Hunter and Tebelius vie for House seat

In the final stretch of a bitter campaign, former Federal Prosecutor and U.S. Attorney Diane Tebelius is gunning for Position 1 House seat in Washington’s 48th District, hoping to unseat Rep. Ross Hunter (D-Medina).

The candidates sat down with the Reporter in separate interviews and discussed their priorities for office with less than a month to go before the Nov. 2 General Election.

Tebelius said she is someone who is “looking at all of our fiscal problems outside the box.” In this economy, voters “need a fresh face and a fresh approach” to politics.

That experience includes a stint as a math and journalism teacher in Southern California, a George H.W. Bush appointee to the U.S. Trustee’s office -working as “a watchdog” for fraud and abuse in the bankruptcy-court system – and a year as chair of Washington’s Republican Party, The Seattle Times wrote in an endorsement.

She’s earned the endorsement of state Attorney General Rob McKenna and former U.S. Senator Slade Gorton and the Women of Washington organization.

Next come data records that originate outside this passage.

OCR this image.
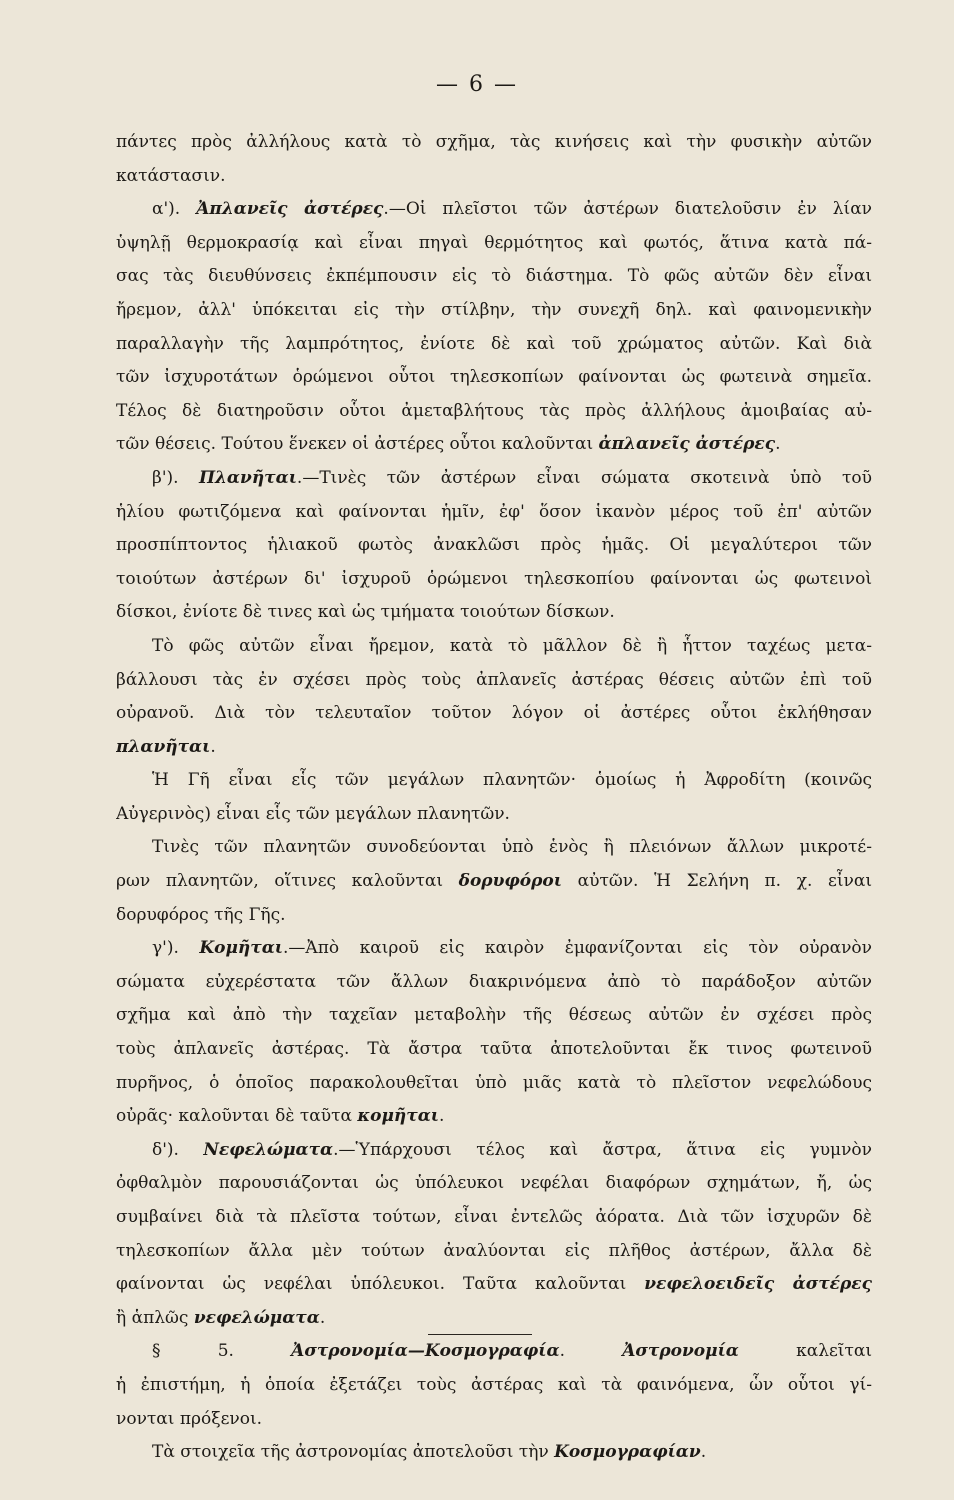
— 6 —
πάντες πρὸς ἀλλήλους κατὰ τὸ σχῆμα, τὰς κινήσεις καὶ τὴν φυσικὴν αὐτῶν
κατάστασιν.
α'). Ἀπλανεῖς ἀστέρες.—Οἱ πλεῖστοι τῶν ἀστέρων διατελοῦσιν ἐν λίαν
ὑψηλῇ θερμοκρασίᾳ καὶ εἶναι πηγαὶ θερμότητος καὶ φωτός, ἅτινα κατὰ πά-
σας τὰς διευθύνσεις ἐκπέμπουσιν εἰς τὸ διάστημα. Τὸ φῶς αὐτῶν δὲν εἶναι
ἤρεμον, ἀλλ' ὑπόκειται εἰς τὴν στίλβην, τὴν συνεχῆ δηλ. καὶ φαινομενικὴν
παραλλαγὴν τῆς λαμπρότητος, ἐνίοτε δὲ καὶ τοῦ χρώματος αὐτῶν. Καὶ διὰ
τῶν ἰσχυροτάτων ὁρώμενοι οὗτοι τηλεσκοπίων φαίνονται ὡς φωτεινὰ σημεῖα.
Τέλος δὲ διατηροῦσιν οὗτοι ἀμεταβλήτους τὰς πρὸς ἀλλήλους ἀμοιβαίας αὐ-
τῶν θέσεις. Τούτου ἕνεκεν οἱ ἀστέρες οὗτοι καλοῦνται ἀπλανεῖς ἀστέρες.
β'). Πλανῆται.—Τινὲς τῶν ἀστέρων εἶναι σώματα σκοτεινὰ ὑπὸ τοῦ
ἡλίου φωτιζόμενα καὶ φαίνονται ἡμῖν, ἐφ' ὅσον ἱκανὸν μέρος τοῦ ἐπ' αὐτῶν
προσπίπτοντος ἡλιακοῦ φωτὸς ἀνακλῶσι πρὸς ἡμᾶς. Οἱ μεγαλύτεροι τῶν
τοιούτων ἀστέρων δι' ἰσχυροῦ ὁρώμενοι τηλεσκοπίου φαίνονται ὡς φωτεινοὶ
δίσκοι, ἐνίοτε δὲ τινες καὶ ὡς τμήματα τοιούτων δίσκων.
Τὸ φῶς αὐτῶν εἶναι ἤρεμον, κατὰ τὸ μᾶλλον δὲ ἢ ἧττον ταχέως μετα-
βάλλουσι τὰς ἐν σχέσει πρὸς τοὺς ἀπλανεῖς ἀστέρας θέσεις αὐτῶν ἐπὶ τοῦ
οὐρανοῦ. Διὰ τὸν τελευταῖον τοῦτον λόγον οἱ ἀστέρες οὗτοι ἐκλήθησαν
πλανῆται.
Ἡ Γῆ εἶναι εἷς τῶν μεγάλων πλανητῶν· ὁμοίως ἡ Ἀφροδίτη (κοινῶς
Αὐγερινὸς) εἶναι εἷς τῶν μεγάλων πλανητῶν.
Τινὲς τῶν πλανητῶν συνοδεύονται ὑπὸ ἑνὸς ἢ πλειόνων ἄλλων μικροτέ-
ρων πλανητῶν, οἵτινες καλοῦνται δορυφόροι αὐτῶν. Ἡ Σελήνη π. χ. εἶναι
δορυφόρος τῆς Γῆς.
γ'). Κομῆται.—Ἀπὸ καιροῦ εἰς καιρὸν ἐμφανίζονται εἰς τὸν οὐρανὸν
σώματα εὐχερέστατα τῶν ἄλλων διακρινόμενα ἀπὸ τὸ παράδοξον αὐτῶν
σχῆμα καὶ ἀπὸ τὴν ταχεῖαν μεταβολὴν τῆς θέσεως αὐτῶν ἐν σχέσει πρὸς
τοὺς ἀπλανεῖς ἀστέρας. Τὰ ἄστρα ταῦτα ἀποτελοῦνται ἔκ τινος φωτεινοῦ
πυρῆνος, ὁ ὁποῖος παρακολουθεῖται ὑπὸ μιᾶς κατὰ τὸ πλεῖστον νεφελώδους
οὐρᾶς· καλοῦνται δὲ ταῦτα κομῆται.
δ'). Νεφελώματα.—Ὑπάρχουσι τέλος καὶ ἄστρα, ἅτινα εἰς γυμνὸν
ὀφθαλμὸν παρουσιάζονται ὡς ὑπόλευκοι νεφέλαι διαφόρων σχημάτων, ἤ, ὡς
συμβαίνει διὰ τὰ πλεῖστα τούτων, εἶναι ἐντελῶς ἀόρατα. Διὰ τῶν ἰσχυρῶν δὲ
τηλεσκοπίων ἄλλα μὲν τούτων ἀναλύονται εἰς πλῆθος ἀστέρων, ἄλλα δὲ
φαίνονται ὡς νεφέλαι ὑπόλευκοι. Ταῦτα καλοῦνται νεφελοειδεῖς ἀστέρες
ἢ ἁπλῶς νεφελώματα.
§ 5. Ἀστρονομία—Κοσμογραφία. Ἀστρονομία καλεῖται
ἡ ἐπιστήμη, ἡ ὁποία ἐξετάζει τοὺς ἀστέρας καὶ τὰ φαινόμενα, ὧν οὗτοι γί-
νονται πρόξενοι.
Τὰ στοιχεῖα τῆς ἀστρονομίας ἀποτελοῦσι τὴν Κοσμογραφίαν.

Hunter, who is hoping to win a fifth two-year term in the Washington State House of Representatives, said he knows how voters pick their candidate.

“You want to make sure that person has the tools, the personality, the background, the juice to do it – and I think I win on all three,” Hunter said.

Hunter sits on a number of committees, including the House Ways and Means.

Hunter has earned endorsements from Kirkland Mayor Joan McBride, Microsoft Corp. and Boeing Corp.

Biggest criticism

Tebelius said that her biggest criticism of Hunter is that he “marches to the drum beat of Seattle liberals,” always towing the party line and not listening to Eastside voters. He voted 98 percent of the time with “spending” Democrats, she said.

Tebelius said that as the chairman of the House Finance Committee, her opponent is the key architect of the current state’s budget crisis that raised $757 million in taxes.

Hunter shot back, saying that Tebelius’s background is “deeply partisan” despite attempts to distance herself from it.

“I don’t think the voters in the 48th District want someone who’s that heavily involved in partisan politics,” Hunter said. “I have a long history of reaching across the isle.”

Top priority

Tebelius said education reform is “being held hostage to the deficit spending that we have in this state,” she said.

Tebelius said it would be unlikely the legislature will be able to focus on her top priority – education – until the budget gets under control, noting lawmakers in the next legislative session will grapple with a $4.5 billion budget shortfall in the next biennium.

“We can’t have a budget based on sticks that are going to fall down,” Tebelius said. “It is a house that does not have a good foundation.”

So, what are Tebelius’s plans for tackling the budget crisis? One idea is for voters to pass I-1053, giving power back to the legislature to require a two-thirds majority vote before raising taxes. Hunter led the charge to overturn I-960 during the last legislative session, she said.

Tebelius’s other ideas include providing real spending projections outside of the current budget cycle, and greater transparency with a 72-hour “waiting period” to release a budget plan to the public before a vote is taken.

Tebelius has also proposed a constitutionally secure rainy day fund, and spending limits tied to the rate of inflation and population growth, according to her candidate blog.

Hunter believes the state government must undergo a “structural reset” since the economy is in dire straights. He said the state has three budget problems – short-term, 2011-13, and long-term.

In the short term, the current budget was brought back into balance after the governor made “across the board cuts of about $520 million, effective Oct. 1,” Hunter wrote in a newsletter devoted to his budget plans.

Now, Hunter said, “The legislature and governor should work together to craft a supplemental budget that we adopt very early in the 2011 session,” Hunter wrote. “This would include additional cuts of perhaps $150 million to provide cushion and an ending fund balance. These numbers will change as the November revenue forecast changes.”

In the long term, what is hurting the budget structure is medical costs growing “1.5 times more” than revenues coming into the state.

“We cannot allow this,” Hunter wrote. “We must put health care in its own box and manage it separately so that we have clarity around the decisions made. It must not be allowed to eat up the rest of the budget. Defining the box as the growth rate of the state’s revenue stream is a reasonable start.”

Hunter also said the budget’s inefficiency is due to the growth of state government.

Education

Tebelius’s plan for education is based on the following key points:

• Pull out education funding from the general fund so that there is more transparency and accountability for how and where the money is spent.

• Implement cost-saving measures through performance audits from the State Auditor, so that more money goes into the classroom and less to the education bureaucracy. The smaller districts need to be consolidated to save money.

• Give parents more choices among public schools, including alternative and charter-like schools.

• Implement the CORE 24 graduation requirements, which Hunter also wants to see move forward.

Hunter’s claim to fame with the state’s education system included re-writing the “(formerly) incomprehensible” school funding formulas to produce an education budget that can be understood at both the state and local levels. This includes a “step-up in funding over the next 8 years,” according to his campaign Web site.